In the present study, a novel procedure, LARS augmentation repair of ATFL, was performed to address the above issues. ATFL augmentation repair was designed for LARS ligament implantation close to the ATFL footprint. We only repaired the ATFL in the present study, which can provide sufficient strength for lateral ankle stability. The previous study proved that only repair ATFL resulted in similar outcomes to repair ATFL and calcaneofibular ligaments (CFL) [39].The LARS ligament, as a strong synthetic material, has been shown to replicate the strength and stiffness of native ligaments and has been available for decades as a treatment for knee cruciate ligament injuries [21]. Several studies have suggested that aggressive rehabilitation and rapid return to sport can be achieved after the LARS reconstruction of an ACL injured [20]. LARS ligament can overcome the issues of rejection, graft failure and the risks of synovitis that occur in Autografts or allografts used for reconstruction. LARS consists of multiple parallel longitudinal fibers that provide a biological scaffold for mimicking native ligaments. Fibroblastic implantation between the fibers acts as a viscoelastic element for ligament protection against friction at the ligament and bone tunnel junctions [22]. Moreover, the LARS ligament, which serves as a secondary stabilizer for ankle stability, was used in this procedure for providing extra great strength to the native ATFL. In this way, the LARS augmentation structure not only facilitates the healing process of the native ATFL, but also allows for accelerated rehabilitation following surgery. In the present study, none of the LARS augmentation repair group failed due to interference screws pull-out. The failure of the modified Broström repair group mostly occurred at the ligament-suture interface, suggesting that initial augmentation may be effective in avoiding such a failure after the modified Broström repair.

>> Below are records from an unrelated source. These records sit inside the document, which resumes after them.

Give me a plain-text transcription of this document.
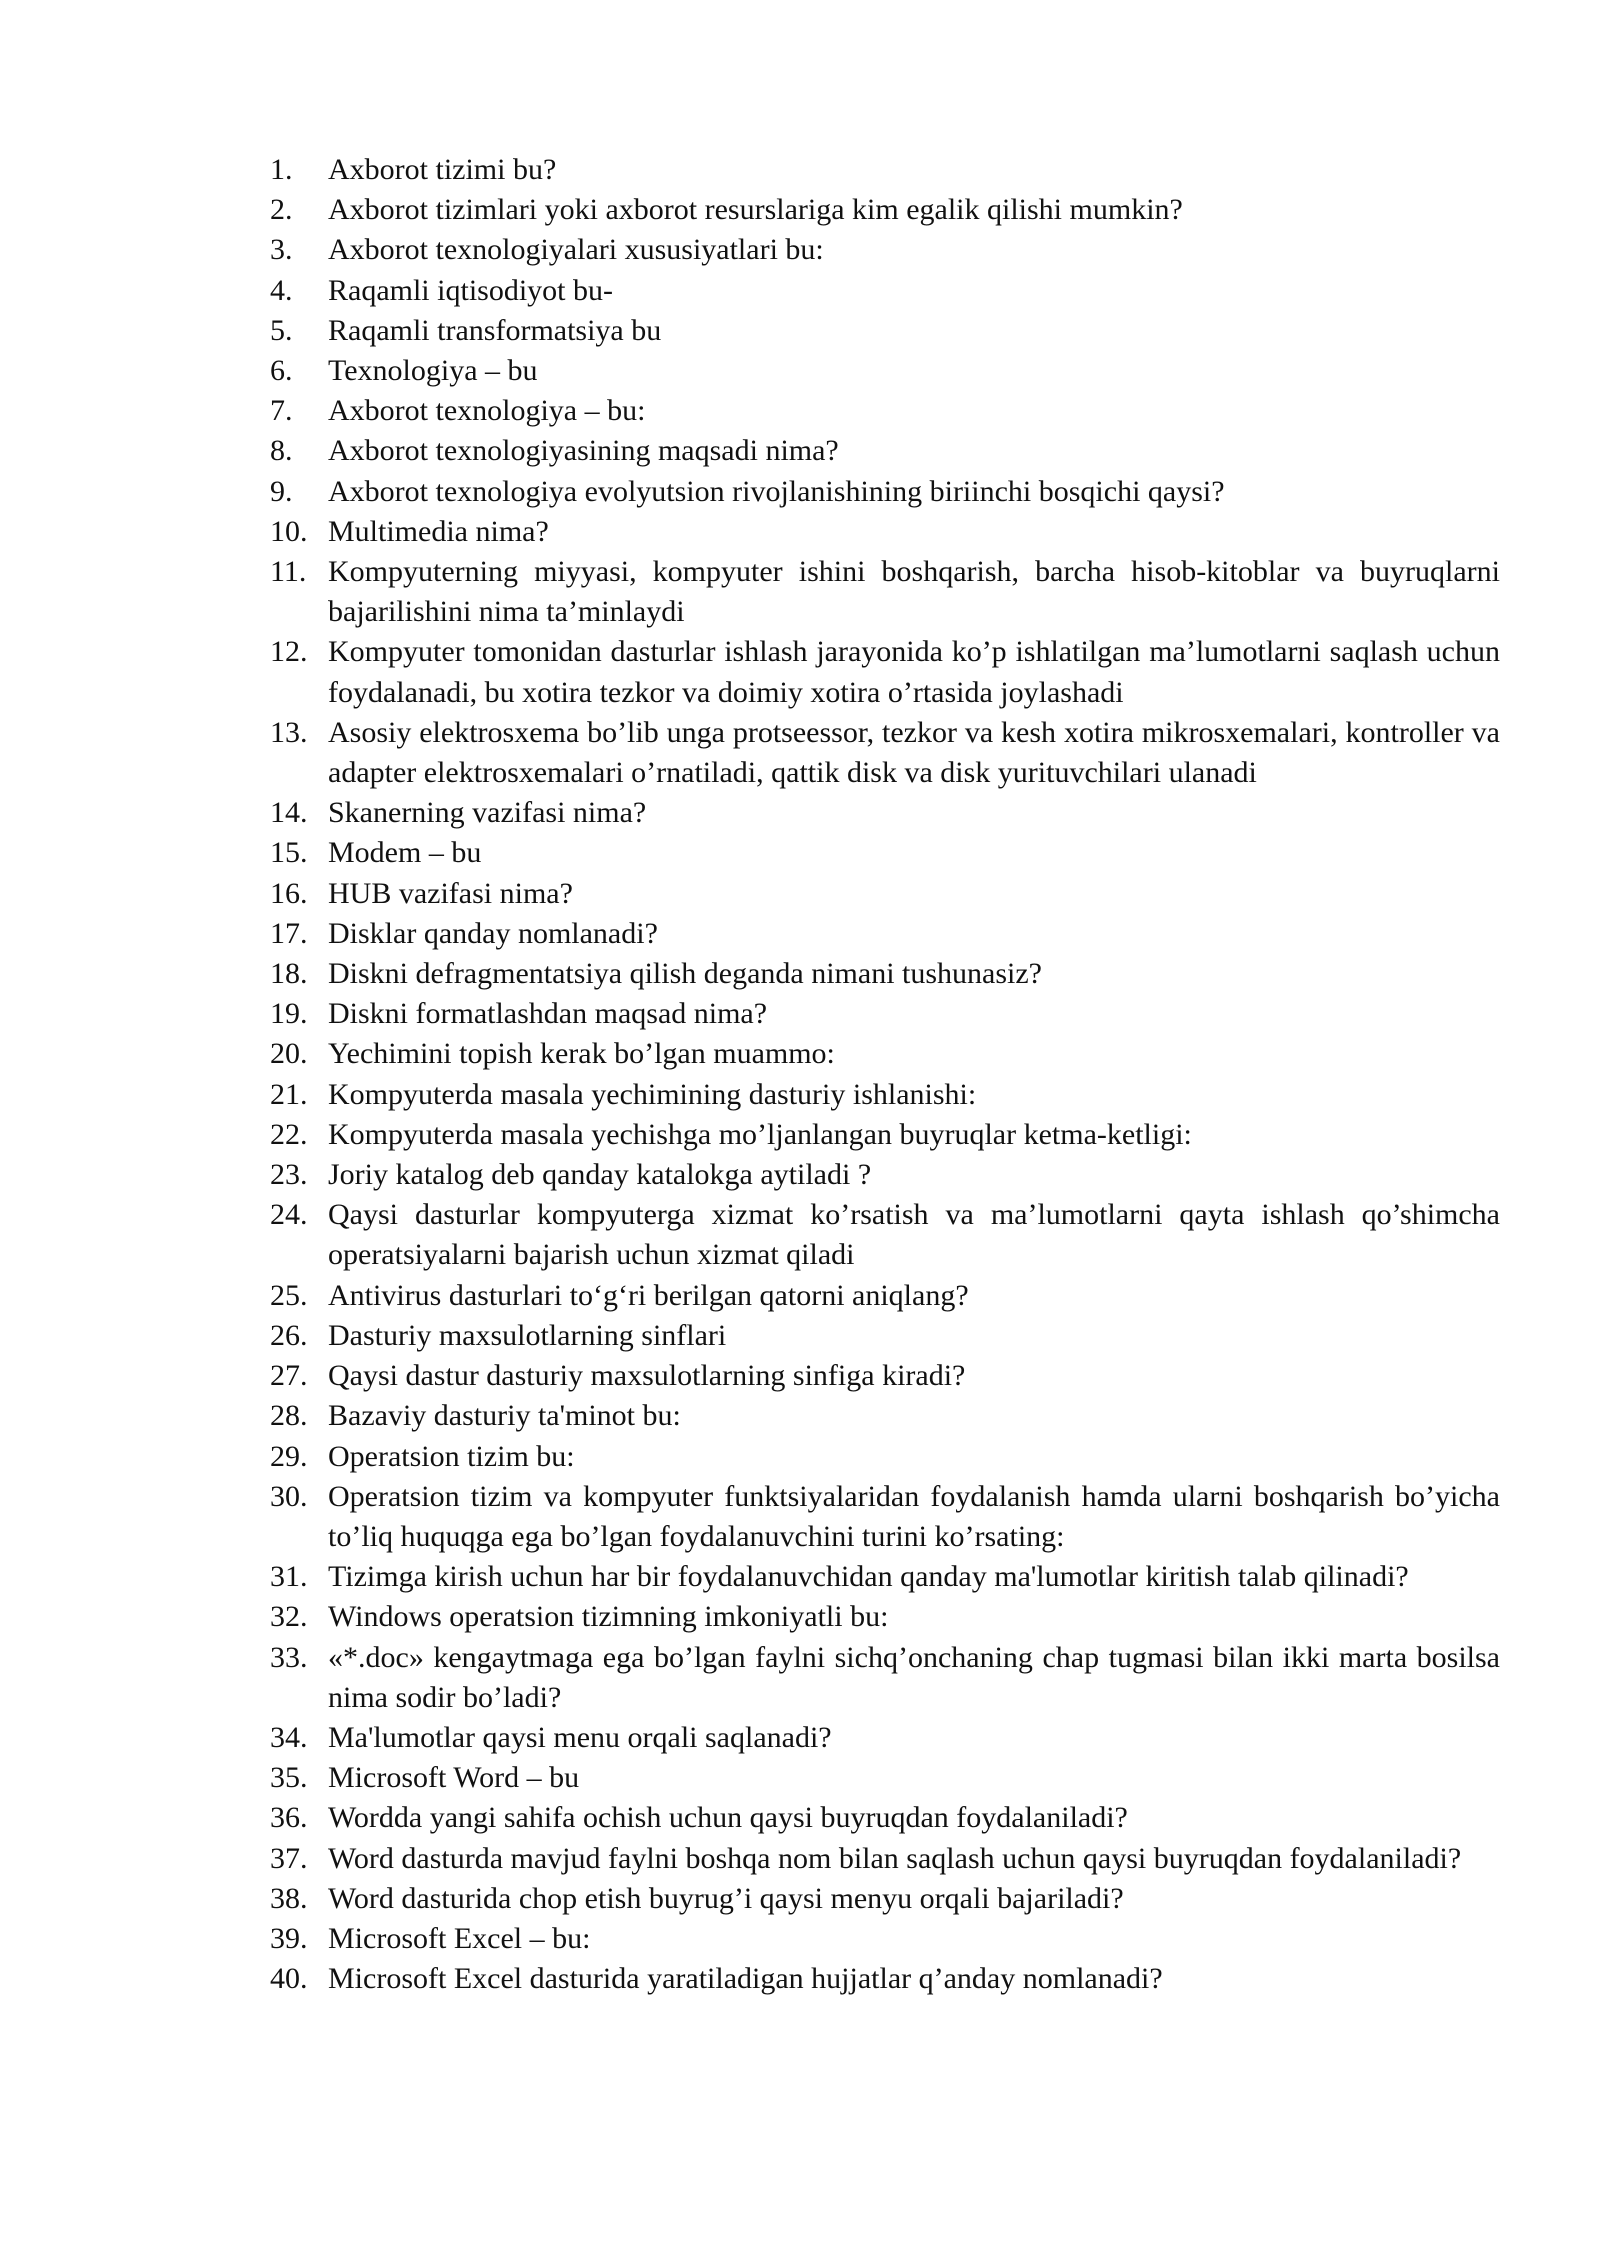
1.	Axborot tizimi bu?
2.	Axborot tizimlari yoki axborot resurslariga kim egalik qilishi mumkin?
3.	Axborot texnologiyalari xususiyatlari bu:
4.	Raqamli iqtisodiyot bu-
5.	Raqamli transformatsiya bu
6.	Texnologiya – bu
7.	Axborot texnologiya – bu:
8.	Axborot texnologiyasining maqsadi nima?
9.	Axborot texnologiya evolyutsion rivojlanishining biriinchi bosqichi qaysi?
10. Multimedia nima?
11. Kompyuterning miyyasi, kompyuter ishini boshqarish, barcha hisob-kitoblar va buyruqlarni bajarilishini nima ta’minlaydi
12. Kompyuter tomonidan dasturlar ishlash jarayonida ko’p ishlatilgan ma’lumotlarni saqlash uchun foydalanadi, bu xotira tezkor va doimiy xotira o’rtasida joylashadi
13. Asosiy elektrosxema bo’lib unga protseessor, tezkor va kesh xotira mikrosxemalari, kontroller va adapter elektrosxemalari o’rnatiladi, qattik disk va disk yurituvchilari ulanadi
14. Skanerning vazifasi nima?
15. Modem – bu
16. HUB vazifasi nima?
17. Disklar qanday nomlanadi?
18. Diskni defragmentatsiya qilish deganda nimani tushunasiz?
19. Diskni formatlashdan maqsad nima?
20. Yechimini topish kerak bo’lgan muammo:
21. Kompyuterda masala yechimining dasturiy ishlanishi:
22. Kompyuterda masala yechishga mo’ljanlangan buyruqlar ketma-ketligi:
23. Joriy katalog deb qanday katalokga aytiladi ?
24. Qaysi dasturlar kompyuterga xizmat ko’rsatish va ma’lumotlarni qayta ishlash qo’shimcha operatsiyalarni bajarish uchun xizmat qiladi
25. Antivirus dasturlari to‘g‘ri berilgan qatorni aniqlang?
26. Dasturiy maxsulotlarning sinflari
27. Qaysi dastur dasturiy maxsulotlarning sinfiga kiradi?
28. Bazaviy dasturiy ta'minot bu:
29. Operatsion tizim bu:
30. Operatsion tizim va kompyuter funktsiyalaridan foydalanish hamda ularni boshqarish bo’yicha to’liq huquqga ega bo’lgan foydalanuvchini turini ko’rsating:
31. Tizimga kirish uchun har bir foydalanuvchidan qanday ma'lumotlar kiritish talab qilinadi?
32. Windows operatsion tizimning imkoniyatli bu:
33. «*.doc» kengaytmaga ega bo’lgan faylni sichq’onchaning chap tugmasi bilan ikki marta bosilsa nima sodir bo’ladi?
34. Ma'lumotlar qaysi menu orqali saqlanadi?
35. Microsoft Word – bu
36. Wordda yangi sahifa ochish uchun qaysi buyruqdan foydalaniladi?
37. Word dasturda mavjud faylni boshqa nom bilan saqlash uchun qaysi buyruqdan foydalaniladi?
38. Word dasturida chop etish buyrug’i qaysi menyu orqali bajariladi?
39. Microsoft Excel – bu:
40. Microsoft Excel dasturida yaratiladigan hujjatlar q’anday nomlanadi?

There are several limitations associated with this biomechanical study. Firstly, the dates in the present study should be used with caution when comparing with other biomechanical studies of CLAI treatment, given that no similar LARS procedure has been identified, differences in ankle custom fixtures and measurement methods. ​And this study is a lab-based study, where the ligaments are not actually torn, stretched. Secondly, the number of ankle specimens in the current study was relatively small. Nonetheless, this is a common problem in all biomechanical studies of ankle lateral ligament repair. Besides, the average age in this study was relatively high (68 years), which might not reflect the majority of patients with CLAI and the bone quality was weaker in elderly patients than in younger patients. The mean age of the specimens is similar to those reported elsewhere in the literature. Thirdly, the failure modes of group2 and proup3 are not actually appear to ligament torn and stretched, and most of the failure happened to the ligament-suture interface and ligament-screw interface. ​Fourthly, the LARS augmentation procedure requires more surgical time and additional LARS ligament costs compared to the modified Broström repair. And the biologic healing effect of the ATFL on patients could not be assessed and the results in the present study only represent the initial state after surgery. Finally, and clinical efficacy of LARS augmentation treatment in CLAI patients remains unclear based on available data. Additional research is necessary to assess clinical benefit with long-term follow-up data, and we will be pursuing this new procedure in the clinic to investigate its clinical efficacy in the near future.

Conclusions

In summary, our results suggest that LARS augmentation repair improves the biomechanical property of ATFL with suture anchor repair in the fresh-frozen cadaver specimens. This study is pioneer research, the remnant of ATFL was repaired and LARS provide an extra strength for initial ankle stability. Accelerated rehabilitation may be used to get better recovery of ankle function with LARS protection of repaired ATFL.